More to the point, something separates Facebook from Yahoo and even Google: it’s social by nature. Facebook benefits from what is known as a network effect. Like the telephone, it becomes more valuable the more people who are connected to it. If you’re the only guy in the world with a phone it does you no good, but once everyone has a phone it becomes pretty handy.
Facebook users aren’t so much glued to Facebook as they are glued to each other via Facebook. And as Kevin Kelly notes in his insanely smart book “What Technology Wants,” once technology achieves a certain critical mass, it tends to get “locked in.” You get this many people locked in to a network effect, and it gets way harder to get them to move someplace else than, say, starting to use a new search engine (Google) and abandoning an old one (Yahoo).
I’m convinced a big part of the hysteria around the fate of Facebook’s IPO is that Facebook isn’t just another company—it represents our social lives. It’s part of the fabric of how we keep in touch with our family and friends. A downfall for the company would be way more personally impactful than almost any other I can think of—at least psychically.
Which is why I think it’s highly unlikely that it’ll be going anywhere anytime soon. As for speculating on its earnings reports, I’ll leave that to the Eric Jacksons of the world. But something tells me that when you got a billion-plus active users and an ever-expanding global population tied together more and more by the web all the time, you’ll probably be able to figure out how to make a few bucks off it.

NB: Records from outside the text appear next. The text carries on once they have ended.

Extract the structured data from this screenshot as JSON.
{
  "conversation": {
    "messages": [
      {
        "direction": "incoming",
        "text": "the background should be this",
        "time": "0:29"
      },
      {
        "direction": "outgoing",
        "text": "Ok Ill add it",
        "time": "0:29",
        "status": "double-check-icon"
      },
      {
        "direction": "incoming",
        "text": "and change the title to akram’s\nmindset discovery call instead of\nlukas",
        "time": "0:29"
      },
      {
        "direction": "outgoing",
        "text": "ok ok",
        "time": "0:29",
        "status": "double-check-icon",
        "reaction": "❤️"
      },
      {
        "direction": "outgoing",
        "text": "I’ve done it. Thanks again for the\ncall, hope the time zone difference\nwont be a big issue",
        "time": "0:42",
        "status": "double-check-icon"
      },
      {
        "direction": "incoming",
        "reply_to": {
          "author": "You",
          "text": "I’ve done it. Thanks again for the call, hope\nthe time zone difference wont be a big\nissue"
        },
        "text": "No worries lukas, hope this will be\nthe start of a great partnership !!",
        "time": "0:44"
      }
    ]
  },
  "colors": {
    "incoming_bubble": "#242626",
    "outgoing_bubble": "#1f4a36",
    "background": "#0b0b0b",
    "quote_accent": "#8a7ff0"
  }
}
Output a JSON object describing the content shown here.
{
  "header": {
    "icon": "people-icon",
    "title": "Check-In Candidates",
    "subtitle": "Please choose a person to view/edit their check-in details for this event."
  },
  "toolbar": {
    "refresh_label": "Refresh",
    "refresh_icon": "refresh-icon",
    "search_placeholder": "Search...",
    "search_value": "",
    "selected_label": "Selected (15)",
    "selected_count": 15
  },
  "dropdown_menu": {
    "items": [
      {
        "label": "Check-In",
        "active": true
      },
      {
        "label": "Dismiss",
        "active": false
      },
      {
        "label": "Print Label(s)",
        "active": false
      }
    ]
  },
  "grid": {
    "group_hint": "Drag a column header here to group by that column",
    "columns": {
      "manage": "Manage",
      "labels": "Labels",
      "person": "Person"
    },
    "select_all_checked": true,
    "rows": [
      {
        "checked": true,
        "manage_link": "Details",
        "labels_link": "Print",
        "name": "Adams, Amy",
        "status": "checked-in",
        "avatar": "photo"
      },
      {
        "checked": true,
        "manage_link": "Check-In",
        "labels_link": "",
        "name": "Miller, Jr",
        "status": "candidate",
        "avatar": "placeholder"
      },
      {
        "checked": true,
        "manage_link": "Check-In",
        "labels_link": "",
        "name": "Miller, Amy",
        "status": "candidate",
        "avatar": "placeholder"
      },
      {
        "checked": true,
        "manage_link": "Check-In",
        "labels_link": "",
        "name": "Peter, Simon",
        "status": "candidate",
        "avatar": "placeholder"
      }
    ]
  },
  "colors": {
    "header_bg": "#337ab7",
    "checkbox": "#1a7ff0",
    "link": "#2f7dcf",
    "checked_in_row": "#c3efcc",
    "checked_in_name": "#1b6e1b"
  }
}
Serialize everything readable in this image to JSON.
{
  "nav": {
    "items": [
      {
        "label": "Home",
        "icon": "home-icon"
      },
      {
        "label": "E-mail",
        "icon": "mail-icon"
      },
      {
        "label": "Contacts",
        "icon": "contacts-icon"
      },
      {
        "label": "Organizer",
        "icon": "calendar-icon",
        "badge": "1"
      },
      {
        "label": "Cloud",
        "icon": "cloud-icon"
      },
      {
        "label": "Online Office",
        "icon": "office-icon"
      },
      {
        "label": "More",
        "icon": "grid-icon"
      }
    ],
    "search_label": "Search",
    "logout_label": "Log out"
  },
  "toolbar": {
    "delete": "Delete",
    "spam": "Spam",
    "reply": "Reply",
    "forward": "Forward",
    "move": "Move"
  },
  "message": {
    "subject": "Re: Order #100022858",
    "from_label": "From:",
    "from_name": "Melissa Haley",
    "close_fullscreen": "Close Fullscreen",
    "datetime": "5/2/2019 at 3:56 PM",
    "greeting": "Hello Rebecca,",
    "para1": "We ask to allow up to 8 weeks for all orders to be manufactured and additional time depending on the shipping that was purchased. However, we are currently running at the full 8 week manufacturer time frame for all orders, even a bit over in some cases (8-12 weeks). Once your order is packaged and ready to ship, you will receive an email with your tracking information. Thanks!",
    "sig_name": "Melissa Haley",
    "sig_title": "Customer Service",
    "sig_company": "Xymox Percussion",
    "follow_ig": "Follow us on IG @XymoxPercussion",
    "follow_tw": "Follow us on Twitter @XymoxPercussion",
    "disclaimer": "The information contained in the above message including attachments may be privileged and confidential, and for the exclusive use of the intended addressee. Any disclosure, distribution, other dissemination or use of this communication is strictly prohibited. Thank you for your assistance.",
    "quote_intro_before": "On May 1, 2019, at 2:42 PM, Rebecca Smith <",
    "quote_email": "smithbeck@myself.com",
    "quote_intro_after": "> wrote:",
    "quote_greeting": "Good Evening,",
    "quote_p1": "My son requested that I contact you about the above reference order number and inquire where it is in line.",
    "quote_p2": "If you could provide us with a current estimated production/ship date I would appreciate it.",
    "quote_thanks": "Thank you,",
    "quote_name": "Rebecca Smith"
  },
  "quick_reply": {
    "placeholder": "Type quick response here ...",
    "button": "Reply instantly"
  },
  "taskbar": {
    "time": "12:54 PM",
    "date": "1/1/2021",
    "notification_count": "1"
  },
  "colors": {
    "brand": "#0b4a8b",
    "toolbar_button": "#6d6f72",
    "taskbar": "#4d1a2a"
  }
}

June 08, 2012 at 11:06 pm, Gregory Dickason said:
There is another really important reason why Facebook will still be around – it is becoming the default user / password – authentication – service for the Internet. many many websites now use your Facebook login to let you authenticate to their site. This gives them access to you network, but also locks them into the Facebook world. So not only users, but other web companies, are locked into facebook. And many of those are 'mobile'. – Greg Dickason
April 15, 2013 at 5:48 pm, Louis Tanguay said:
This is exactly what I was going to post, so for the sake of having less redundancy, I'll just say… "What Gregory said!"